Guest Author - Jay Shaffstall
RPG campaign software has come a long ways from the early days of character generators. The popularity of D&D 3.5, with its more complicated rule set, spurred software developers to hide as much of the complexity as possible.
Don't get me wrong, this still isn't a huge market. These programs are typically only for use by GMs, although some have player versions available that can be used as character generators, and can help update stats when your character levels up. But by and large, these are for GMs to use.
MyInfo is primiarly an information organizer. It doesn't do character generation, doesn't help you run battles at the table, etc. It will, however, work for any game system since it doesn't have any system specifc features.
MyInfo allows you to plan your campaign using an outline format. You can divide the plot into different segments, and create the material needed for each segment. Segments can be whatever you want them to be. If you're the sort of GM who runs plot based scenarios, where the players move from one scene to another, you can organize your campaign by scenes. If you're the sort of GM who lets their players wander through a detailed world, you can organize your info by locations, with all the plot hooks and associated information for each location.
Role Playing Master
Role Playing Master is designed specifically for D&D 3.5 RPG campaigns.
The player version provides for character generation and leveling up. Players can either print out a character sheet for use at the table, or can bring a laptop and use the software at the table. In-game support includes recalculating stats based on optional feats you may have. For example, if you want to activate Barbarian Rage, the software will show you updated stats automatically.

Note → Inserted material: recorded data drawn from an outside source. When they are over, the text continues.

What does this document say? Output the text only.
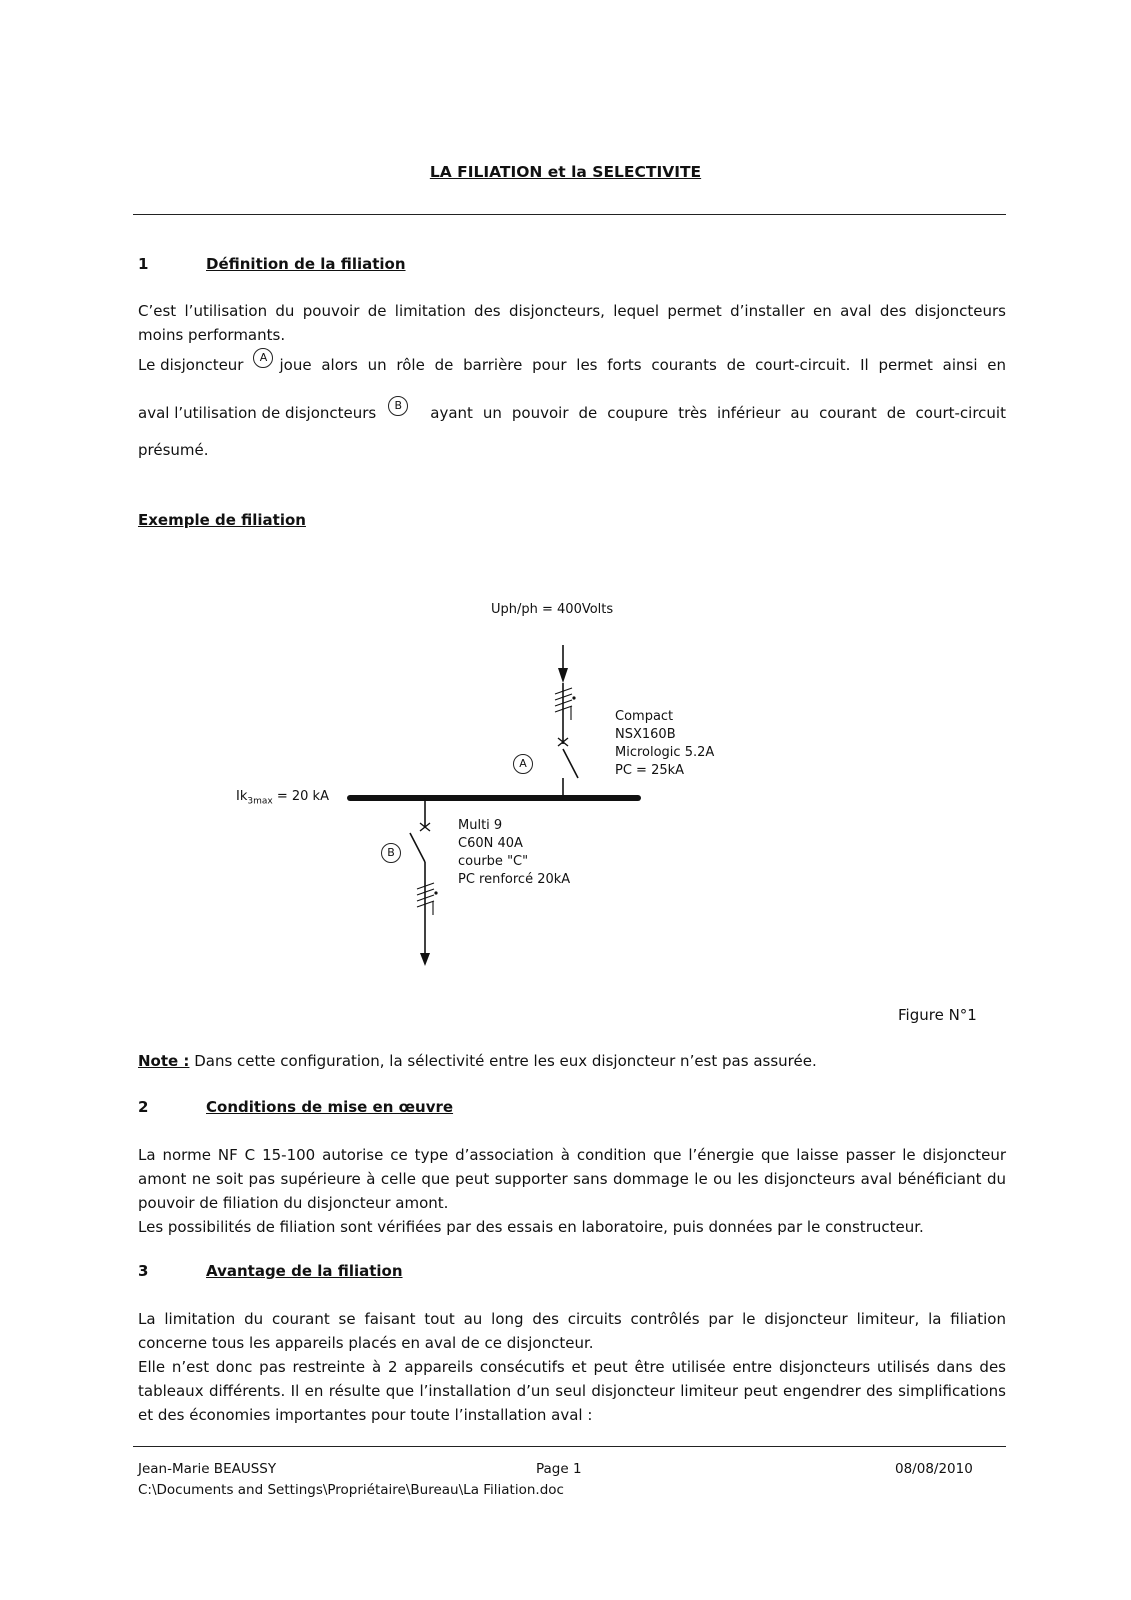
LA FILIATION et la SELECTIVITE
1	Définition de la filiation
C’est l’utilisation du pouvoir de limitation des disjoncteurs, lequel permet d’installer en aval des disjoncteurs
moins performants.
Le disjoncteur	A joue alors un rôle de barrière pour les forts courants de court-circuit. Il permet ainsi en
aval l’utilisation de disjoncteurs	B	ayant un pouvoir de coupure très inférieur au courant de court-circuit
présumé.
Exemple de filiation
Uph/ph = 400Volts
A
Compact
NSX160B
Micrologic 5.2A
PC = 25kA
$Ik_{3max} = 20$ kA
B
Multi 9
C60N 40A
courbe "C"
PC renforcé 20kA
Figure N°1
Note : Dans cette configuration, la sélectivité entre les eux disjoncteur n’est pas assurée.
2	Conditions de mise en œuvre

La norme NF C 15-100 autorise ce type d’association à condition que l’énergie que laisse passer le disjoncteur amont ne soit pas supérieure à celle que peut supporter sans dommage le ou les disjoncteurs aval bénéficiant du pouvoir de filiation du disjoncteur amont.

Les possibilités de filiation sont vérifiées par des essais en laboratoire, puis données par le constructeur.

3	Avantage de la filiation

La limitation du courant se faisant tout au long des circuits contrôlés par le disjoncteur limiteur, la filiation concerne tous les appareils placés en aval de ce disjoncteur.

Elle n’est donc pas restreinte à 2 appareils consécutifs et peut être utilisée entre disjoncteurs utilisés dans des tableaux différents. Il en résulte que l’installation d’un seul disjoncteur limiteur peut engendrer des simplifications et des économies importantes pour toute l’installation aval :

Jean-Marie BEAUSSY	Page 1	08/08/2010
C:\Documents and Settings\Propriétaire\Bureau\La Filiation.doc
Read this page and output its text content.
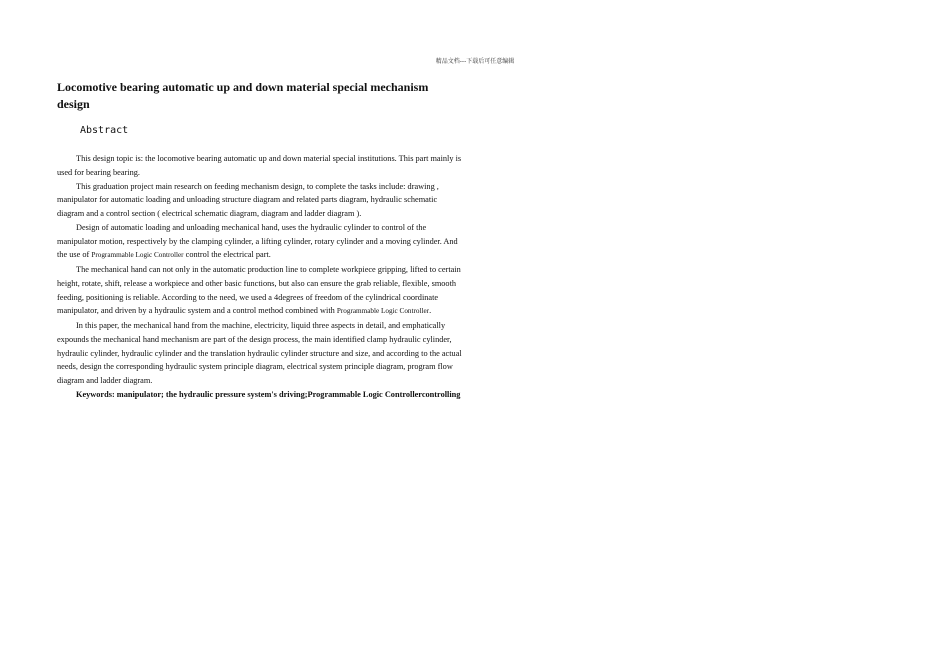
精品文档---下载后可任意编辑
Locomotive bearing automatic up and down material special mechanism design
Abstract

This design topic is: the locomotive bearing automatic up and down material special institutions. This part mainly is used for bearing bearing.

This graduation project main research on feeding mechanism design, to complete the tasks include: drawing , manipulator for automatic loading and unloading structure diagram and related parts diagram, hydraulic schematic diagram and a control section ( electrical schematic diagram, diagram and ladder diagram ).

Design of automatic loading and unloading mechanical hand, uses the hydraulic cylinder to control of the manipulator motion, respectively by the clamping cylinder, a lifting cylinder, rotary cylinder and a moving cylinder. And the use of Programmable Logic Controller control the electrical part.

The mechanical hand can not only in the automatic production line to complete workpiece gripping, lifted to certain height, rotate, shift, release a workpiece and other basic functions, but also can ensure the grab reliable, flexible, smooth feeding, positioning is reliable. According to the need, we used a 4degrees of freedom of the cylindrical coordinate manipulator, and driven by a hydraulic system and a control method combined with Programmable Logic Controller.

In this paper, the mechanical hand from the machine, electricity, liquid three aspects in detail, and emphatically expounds the mechanical hand mechanism are part of the design process, the main identified clamp hydraulic cylinder, hydraulic cylinder, hydraulic cylinder and the translation hydraulic cylinder structure and size, and according to the actual needs, design the corresponding hydraulic system principle diagram, electrical system principle diagram, program flow diagram and ladder diagram.

Keywords: manipulator; the hydraulic pressure system's driving;Programmable Logic Controllercontrolling
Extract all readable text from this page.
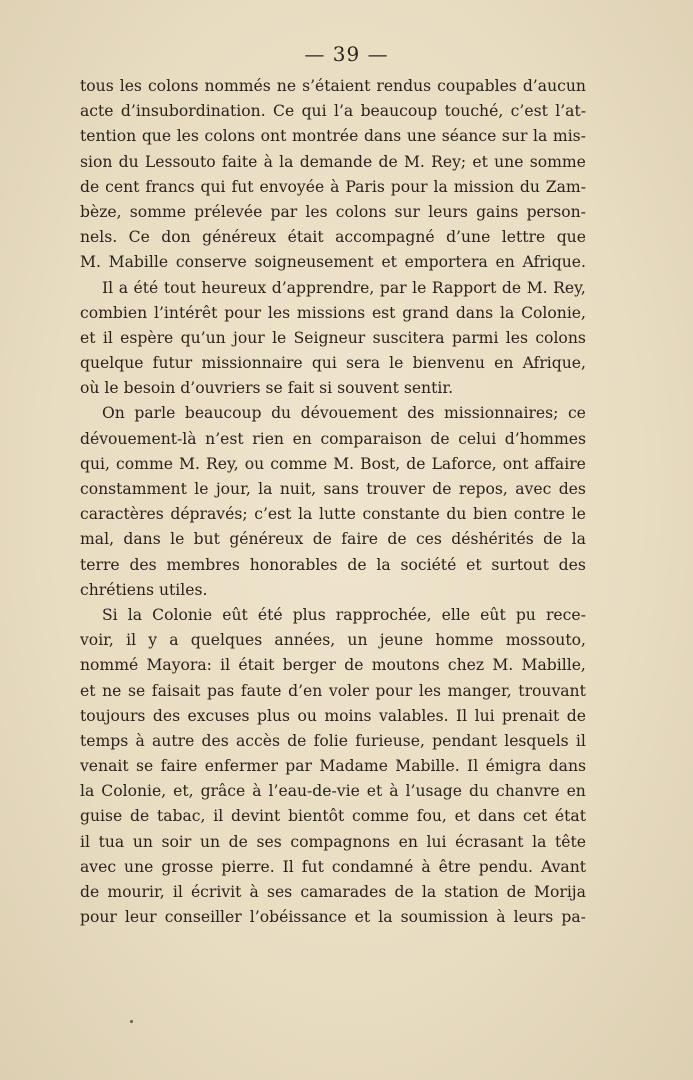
— 39 —
tous les colons nommés ne s’étaient rendus coupables d’aucun
acte d’insubordination. Ce qui l’a beaucoup touché, c’est l’at-
tention que les colons ont montrée dans une séance sur la mis-
sion du Lessouto faite à la demande de M. Rey; et une somme
de cent francs qui fut envoyée à Paris pour la mission du Zam-
bèze, somme prélevée par les colons sur leurs gains person-
nels. Ce don généreux était accompagné d’une lettre que
M. Mabille conserve soigneusement et emportera en Afrique.
Il a été tout heureux d’apprendre, par le Rapport de M. Rey,
combien l’intérêt pour les missions est grand dans la Colonie,
et il espère qu’un jour le Seigneur suscitera parmi les colons
quelque futur missionnaire qui sera le bienvenu en Afrique,
où le besoin d’ouvriers se fait si souvent sentir.
On parle beaucoup du dévouement des missionnaires; ce
dévouement-là n’est rien en comparaison de celui d’hommes
qui, comme M. Rey, ou comme M. Bost, de Laforce, ont affaire
constamment le jour, la nuit, sans trouver de repos, avec des
caractères dépravés; c’est la lutte constante du bien contre le
mal, dans le but généreux de faire de ces déshérités de la
terre des membres honorables de la société et surtout des
chrétiens utiles.
Si la Colonie eût été plus rapprochée, elle eût pu rece-
voir, il y a quelques années, un jeune homme mossouto,
nommé Mayora: il était berger de moutons chez M. Mabille,
et ne se faisait pas faute d’en voler pour les manger, trouvant
toujours des excuses plus ou moins valables. Il lui prenait de
temps à autre des accès de folie furieuse, pendant lesquels il
venait se faire enfermer par Madame Mabille. Il émigra dans
la Colonie, et, grâce à l’eau-de-vie et à l’usage du chanvre en
guise de tabac, il devint bientôt comme fou, et dans cet état
il tua un soir un de ses compagnons en lui écrasant la tête
avec une grosse pierre. Il fut condamné à être pendu. Avant
de mourir, il écrivit à ses camarades de la station de Morija
pour leur conseiller l’obéissance et la soumission à leurs pa-
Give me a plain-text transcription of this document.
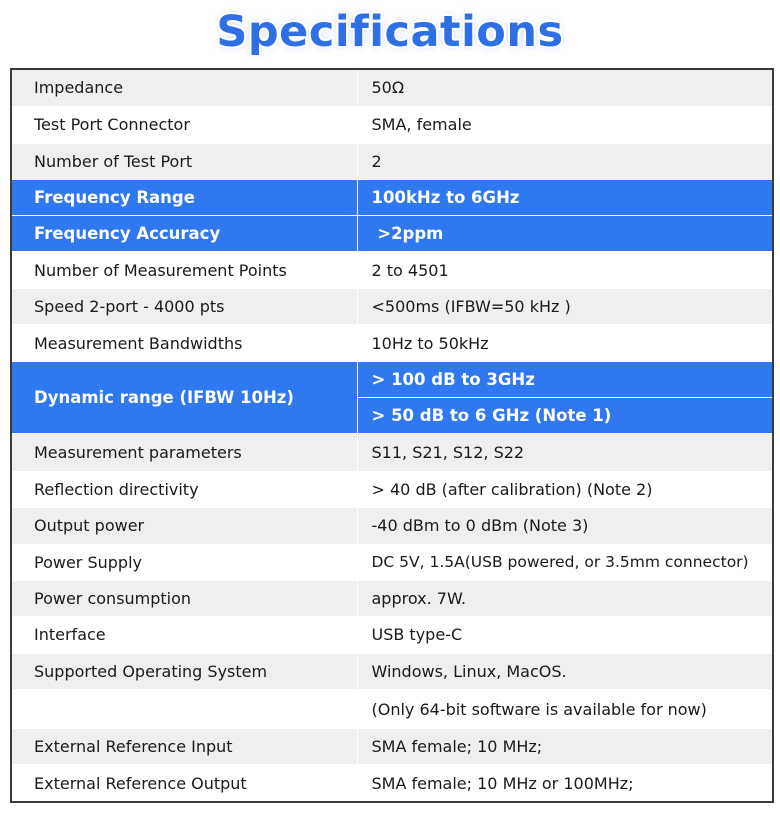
Specifications
Impedance	50Ω
Test Port Connector	SMA, female
Number of Test Port	2
Frequency Range	100kHz to 6GHz
Frequency Accuracy	>2ppm
Number of Measurement Points	2 to 4501
Speed 2-port - 4000 pts	<500ms (IFBW=50 kHz )
Measurement Bandwidths	10Hz to 50kHz
Dynamic range (IFBW 10Hz)	> 100 dB to 3GHz
	> 50 dB to 6 GHz (Note 1)
Measurement parameters	S11, S21, S12, S22
Reflection directivity	> 40 dB (after calibration) (Note 2)
Output power	-40 dBm to 0 dBm (Note 3)
Power Supply	DC 5V, 1.5A(USB powered, or 3.5mm connector)
Power consumption	approx. 7W.
Interface	USB type-C
Supported Operating System	Windows, Linux, MacOS.
	(Only 64-bit software is available for now)
External Reference Input	SMA female; 10 MHz;
External Reference Output	SMA female; 10 MHz or 100MHz;
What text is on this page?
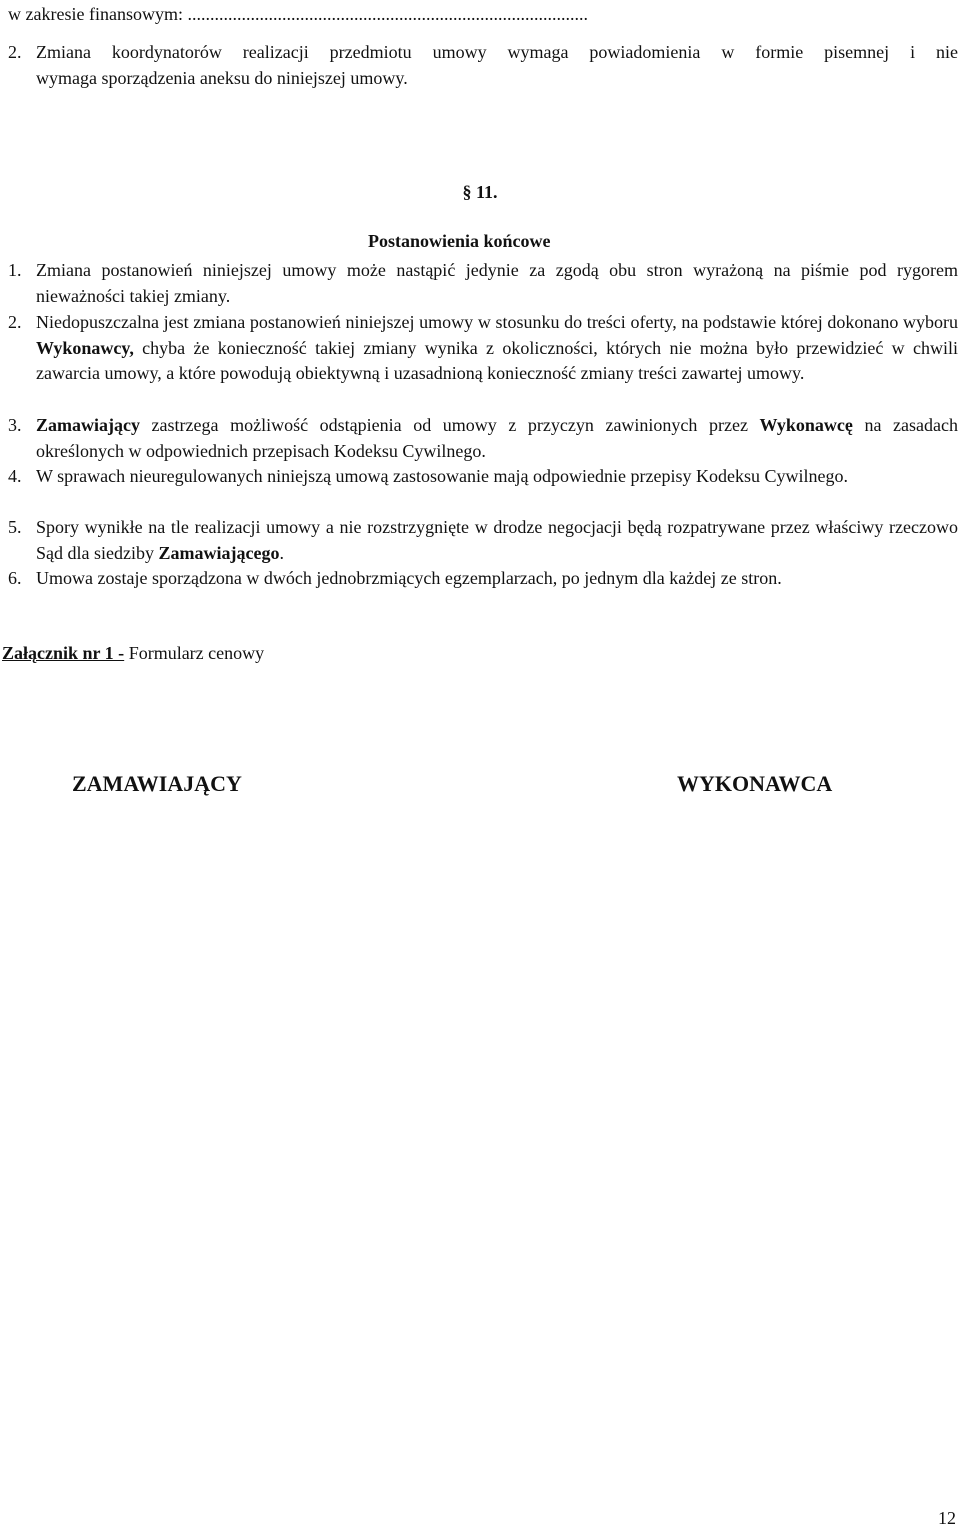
w zakresie finansowym: .........................................................................................
2. Zmiana koordynatorów realizacji przedmiotu umowy wymaga powiadomienia w formie pisemnej i nie
wymaga sporządzenia aneksu do niniejszej umowy.
§ 11.
Postanowienia końcowe
1. Zmiana postanowień niniejszej umowy może nastąpić jedynie za zgodą obu stron wyrażoną na piśmie pod rygorem nieważności takiej zmiany.
2. Niedopuszczalna jest zmiana postanowień niniejszej umowy w stosunku do treści oferty, na podstawie której dokonano wyboru Wykonawcy, chyba że konieczność takiej zmiany wynika z okoliczności, których nie można było przewidzieć w chwili zawarcia umowy, a które powodują obiektywną i uzasadnioną konieczność zmiany treści zawartej umowy.
3. Zamawiający zastrzega możliwość odstąpienia od umowy z przyczyn zawinionych przez Wykonawcę na zasadach określonych w odpowiednich przepisach Kodeksu Cywilnego.
4. W sprawach nieuregulowanych niniejszą umową zastosowanie mają odpowiednie przepisy Kodeksu Cywilnego.
5. Spory wynikłe na tle realizacji umowy a nie rozstrzygnięte w drodze negocjacji będą rozpatrywane przez właściwy rzeczowo Sąd dla siedziby Zamawiającego.
6. Umowa zostaje sporządzona w dwóch jednobrzmiących egzemplarzach, po jednym dla każdej ze stron.
Załącznik nr 1 - Formularz cenowy
ZAMAWIAJĄCY	WYKONAWCA
12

The nicest bit about the player version is that you can export your characters into the DM's version of the program. No more arguing about whether you really did roll six consecutive 18s.
The DM version includes encounter creation and adventure building. It includes a mapping tool, or you can import maps from your favorite RPG mapping program. Encounters can be placed on the map, and the entire thing can be printed out if you don't want to use a laptop at the table. DMs can create their own character classes and share them with other RPM users. Experience it kept track of automatically, if you're using the software at the table.
DM Genie provides, as far as I've been able to tell, pretty much the same features as RPM.
One of the distinguishing features seems to be the ability to package up and entire adventure into a file and share it with other DM Genie users. To be fair, this might very well be possible with RPM, and I just didn't run across it in my limited testing.
If you're running a D&D 3.5 campaign, Role Playing Master and DM Genie will save you tons of time, and include in them all the stats and rules that you might ever need. They're intended to be most useful for a DM using a laptop at the table, since then they'll keep track of experience, items, etc.
If you're a techno-geek who loves role playing, check out these programs. They might be just the thing to streamline your games.